Les projets seront notamment ceux des fournisseurs de grands groupes tels que Carrefour, Danone, D'aucy, ou encore Herta et Les Paysans de Rougeline, contraints par la demande des consommateurs à se tourner vers une offre de produits plus durables et sains. (Crédits : iStock)
Miimosa, plateforme de financement participatif consacrée à l'agriculture et à l'alimentation, lance une nouvelle offre dédiée à de plus grands projets de transition agricole, alimentaire et énergétique . Elle espère parvenir à lever 100 millions d'euros.

Les grands groupes et les citoyens peuvent-ils s'unir afin de financer la transition du secteur agroalimentaire vers de nouveaux modes de production plus respectueux de l'environnement et de la santé des consommateurs ? C'est le pari de la plateforme de financement participatif consacrée à l'agriculture et à l'alimentation Miimosa, qui a présenté mardi 29 janvier à la presse une nouvelle offre exclusivement dédiée aux projets de transition agricole, alimentaire et énergétique (méthanisation, éolien terrestre et agrivoltaïque).

"Les acteurs traditionnels (PAC etc.) ne sont plus en mesure de financer cette transition à eux seuls. Il faut désormais responsabiliser les acteurs du secteur : industriels et consommateurs", explique le fondateur de Miimosa, Florian Breton.

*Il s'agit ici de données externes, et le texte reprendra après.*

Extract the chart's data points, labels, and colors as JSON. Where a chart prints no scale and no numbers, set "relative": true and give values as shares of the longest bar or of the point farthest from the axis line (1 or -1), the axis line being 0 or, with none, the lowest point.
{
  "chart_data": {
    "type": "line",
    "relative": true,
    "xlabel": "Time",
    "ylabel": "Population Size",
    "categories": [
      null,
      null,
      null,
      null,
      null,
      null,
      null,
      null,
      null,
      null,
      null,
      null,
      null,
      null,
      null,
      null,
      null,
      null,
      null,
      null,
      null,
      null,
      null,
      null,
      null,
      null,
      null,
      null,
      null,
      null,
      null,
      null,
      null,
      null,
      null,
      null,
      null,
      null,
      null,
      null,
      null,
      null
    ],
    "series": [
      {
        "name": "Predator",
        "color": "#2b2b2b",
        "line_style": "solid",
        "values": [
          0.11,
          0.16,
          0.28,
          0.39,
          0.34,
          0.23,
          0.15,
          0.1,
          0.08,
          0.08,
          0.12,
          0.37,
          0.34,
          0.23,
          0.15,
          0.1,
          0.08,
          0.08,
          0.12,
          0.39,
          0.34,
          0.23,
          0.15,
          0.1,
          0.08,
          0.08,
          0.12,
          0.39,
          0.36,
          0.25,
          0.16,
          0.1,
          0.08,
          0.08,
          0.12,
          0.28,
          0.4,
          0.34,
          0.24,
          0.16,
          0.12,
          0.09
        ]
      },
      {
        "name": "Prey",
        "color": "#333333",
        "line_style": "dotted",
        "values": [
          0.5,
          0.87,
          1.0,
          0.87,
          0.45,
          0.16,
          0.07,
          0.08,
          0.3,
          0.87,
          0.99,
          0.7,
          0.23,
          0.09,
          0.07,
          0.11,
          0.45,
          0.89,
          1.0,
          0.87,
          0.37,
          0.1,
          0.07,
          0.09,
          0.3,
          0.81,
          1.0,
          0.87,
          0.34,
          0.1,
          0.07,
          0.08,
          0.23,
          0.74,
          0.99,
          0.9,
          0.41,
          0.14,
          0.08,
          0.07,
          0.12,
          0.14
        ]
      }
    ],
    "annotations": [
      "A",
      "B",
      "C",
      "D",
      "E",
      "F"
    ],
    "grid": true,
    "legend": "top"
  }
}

1.700 projets locaux financés depuis 2015

Jusqu'à maintenant la plateforme ne proposait que des projets d'agriculture et d'alimentation locales avec des besoins de financement compris entre 5.000 et 200.000 euros, que les particuliers peuvent toujours soutenir via des dons avec contrepartie en nature (produits, expériences dans l'exploitation) ou des prêts limités à 2.000 euros par personne et remboursés dans les 3 à 5 ans. "C'était déjà le premier produit d'épargne fléché agriculture et alimentation", souligne Florian Breton, qui se targue d'avoir ainsi accompagné depuis 2015 1700 projets, et collecté quelque 9 millions d'euros, avec 0% de défauts de remboursement.

Grâce à un nouvel agrément de l'Autorité des marchés financiers, Miimosa peut désormais changer d'échelle. La plateforme "Miimosa Transition" pourra désormais viser aussi des projets "de la grande agriculture", à savoir d'exploitations qui fournissent déjà la grande distribution ou de grands groupes de l'agroalimentaire, à condition qu'ils "s'inscrivent dans une démarche de progrès et de transition: agroécologie, agriculture biologique, agriculture de conservation, agroforesterie, bientraitance animale, élevage plein air, énergies renouvelables".

Une plateforme ouverte aux personnes morales

Le financement pourra en effet couvrir des besoins allant entre 50.000 et un million d'euros -voire jusqu'à 2,5 millions dans un deuxième temps. Il sera également ouvert aux personnes morales:  fonds de dette, fondations, entreprises de l'agroalimentaire, coopératives etc. Et l'apport individuel ne sera plus plafonné.

Comme pour les projets plus petits, le taux d'intérêts moyen sera de 3,5%. Mais dans certains cas -mieux rémunérés- le remboursement pourra être davantage échelonné, voire n'intervenir qu'après 5-6 ans: une formule qui vise à soutenir des projets très capitalistiques comme ceux de méthanisation, ou impliquant d'importantes difficultés initiales comme les conversions en bio, et qui peut avoir un effet de levier vis-à-vis des banques, explique Florian Breton. Depuis l'ouverture de la plateforme il y a quelques semaines, deux projets ont déjà été financés, deux sont en cours et deux vont bientôt être ouverts.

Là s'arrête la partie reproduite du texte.